Metallurgical enclosures such as molten metal ladles, removable furnace roofs, as exemplified by the roof of a typical electric arc furnace, and other metallurgical enclosures or containers, are characteristically built with a steel shell containing a refractory lining normally constructed from refractory bricks. They are characterized generally by the fact that their linings are exposed either directly by contact or via radiation to the heat of molten metal and are customarily preheated prior to such exposure.
One universal reason for such preheating is to reduce as much as possible the thermal shock that the refractory lining would experience if exposed when cold to the heat of the molten metal. In addition, there may be other reasons for resorting to preheating.
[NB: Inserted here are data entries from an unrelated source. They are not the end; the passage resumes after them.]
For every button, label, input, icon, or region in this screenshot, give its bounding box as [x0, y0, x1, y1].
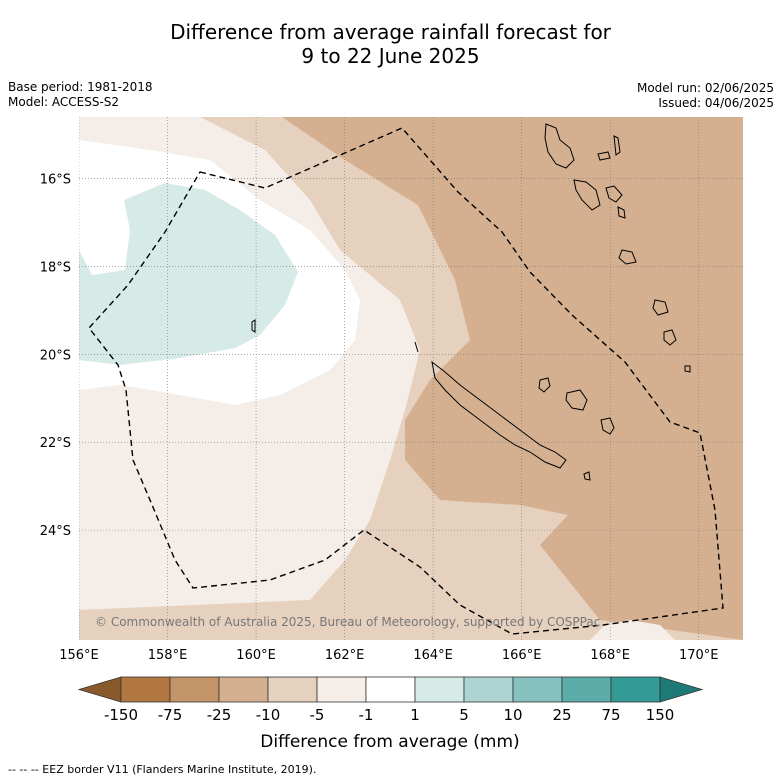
- lon-tick-label: 164°E: [413, 648, 453, 663]
- lon-tick-label: 170°E: [679, 648, 719, 663]
- colorbar-box: [414, 676, 465, 703]
- colorbar-tick-label: -25: [207, 706, 232, 724]
- island-outline: [573, 179, 601, 211]
- colorbar: [77, 676, 704, 703]
- colorbar-tick-label: -1: [359, 706, 374, 724]
- latitude-labels: 16°S 18°S 20°S 22°S 24°S: [40, 173, 71, 540]
- colorbar-tick-label: 10: [503, 706, 522, 724]
- colorbar-box: [316, 676, 367, 703]
- issued-date: Issued: 04/06/2025: [658, 96, 774, 110]
- colorbar-box: [169, 676, 220, 703]
- colorbar-box: [463, 676, 514, 703]
- lat-tick-label: 24°S: [40, 524, 71, 539]
- island-outline: [544, 123, 575, 169]
- title-line-2: 9 to 22 June 2025: [301, 44, 480, 68]
- colorbar-tick-label: 1: [410, 706, 420, 724]
- lon-tick-label: 166°E: [502, 648, 542, 663]
- lat-tick-label: 18°S: [40, 260, 71, 275]
- island-outline: [684, 365, 691, 373]
- island-outline: [618, 249, 637, 265]
- longitude-labels: 156°E 158°E 160°E 162°E 164°E 166°E 168°E 170°E: [59, 648, 718, 663]
- colorbar-labels: -150 -75 -25 -10 -5 -1 1 5 10 25 75 150: [104, 706, 674, 724]
- island-outline: [605, 185, 623, 203]
- colorbar-box: [120, 676, 171, 703]
- rainfall-anomaly-map: © Commonwealth of Australia 2025, Bureau…: [79, 117, 743, 640]
- island-outline: [600, 417, 615, 435]
- meta-left: Base period: 1981-2018 Model: ACCESS-S2: [8, 80, 153, 110]
- colorbar-tick-label: 25: [552, 706, 571, 724]
- colorbar-box: [512, 676, 563, 703]
- island-outline: [613, 135, 621, 156]
- colorbar-box: [610, 676, 661, 703]
- island-outline: [663, 329, 677, 346]
- new-caledonia-outline: [431, 360, 567, 469]
- colorbar-extend-low: [77, 676, 122, 703]
- colorbar-box: [218, 676, 269, 703]
- band-minus-5-patch: [590, 620, 675, 640]
- island-outline: [597, 151, 611, 161]
- copyright-notice: © Commonwealth of Australia 2025, Bureau…: [95, 615, 600, 629]
- lon-tick-label: 160°E: [236, 648, 276, 663]
- colorbar-tick-label: 75: [601, 706, 620, 724]
- colorbar-box: [365, 676, 416, 703]
- colorbar-tick-label: 5: [459, 706, 469, 724]
- colorbar-tick-label: -10: [256, 706, 281, 724]
- island-outline: [617, 206, 626, 219]
- colorbar-extend-high: [659, 676, 704, 703]
- colorbar-tick-label: -75: [158, 706, 183, 724]
- lon-tick-label: 156°E: [59, 648, 99, 663]
- colorbar-label: Difference from average (mm): [260, 732, 519, 752]
- coastlines: [251, 123, 691, 481]
- eez-note: -- -- -- EEZ border V11 (Flanders Marine…: [8, 763, 317, 776]
- lat-tick-label: 16°S: [40, 173, 71, 188]
- lat-tick-label: 22°S: [40, 436, 71, 451]
- colorbar-box: [267, 676, 318, 703]
- colorbar-box: [561, 676, 612, 703]
- colorbar-tick-label: -150: [104, 706, 138, 724]
- lat-tick-label: 20°S: [40, 348, 71, 363]
- colorbar-tick-label: -5: [310, 706, 325, 724]
- lon-tick-label: 168°E: [590, 648, 630, 663]
- meta-right: Model run: 02/06/2025 Issued: 04/06/2025: [637, 81, 774, 111]
- island-outline: [565, 389, 588, 411]
- graticule: [79, 117, 743, 640]
- island-outline: [538, 377, 551, 393]
- base-period: Base period: 1981-2018: [8, 80, 153, 94]
- island-outline: [414, 341, 419, 353]
- island-outline: [583, 471, 591, 481]
- model-run: Model run: 02/06/2025: [636, 81, 774, 95]
- lon-tick-label: 162°E: [325, 648, 365, 663]
- lon-tick-label: 158°E: [148, 648, 188, 663]
- eez-border: [88, 127, 724, 635]
- band-plus-5: [79, 183, 298, 365]
- island-outline: [652, 299, 669, 316]
- island-outline: [251, 319, 256, 333]
- title-line-1: Difference from average rainfall forecas…: [170, 20, 611, 44]
- model-name: Model: ACCESS-S2: [8, 95, 120, 109]
- colorbar-tick-label: 150: [646, 706, 675, 724]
For example, when a steel making or finishing furnace is tapped, the molten steel is poured into a ladle which is carried to a casting location, the steel cooling during transport, possibly to a temperature too low for casting. Additional cooling in the ladle may be caused by additional processing of the steel in the ladle. Compensation for ladle heat losses can be made by a compensating temperature increase of the steel in the steel making or processing furnace, but this involves furnace temperatures which are higher than is desirable from the viewpoint of desirably long furnace lining life. Preheating of the steel ladle can reduce heat loss while the steel is in the ladle and thus reduce the otherwise required high furnace operating temperature.
Heretofore the most effective preheating means has been the burning of gas flames within the enclosure being preheated. This has well-known objections. For example, a refractory lining cannot be preheated much above 1200.degree. C., the burnt gases must be exhausted from the preheating enclosure, thus resulting in heat waste and exhaust and dust problems, and because the flames usually operate in a fluttering manner, there is an uneven supply of heat and noise problem involved. Electric resistance heating has been proposed, but that practice is necessarily limited to drying a newly installed refractory lining. This follows from the fact that electric resistance heaters cannot radiate a great amount of heat.
It follows that the metallurgical industry has for a long time been confronted by the problem of preheating refractory lined furnace parts which when put into service are exposed to extremely high temperatures such as by actual contact of molten metal such as steel, radiation from molten steel and, in the case of an electric arc furnace roof, radiation from not only the molten metal but the arc as well.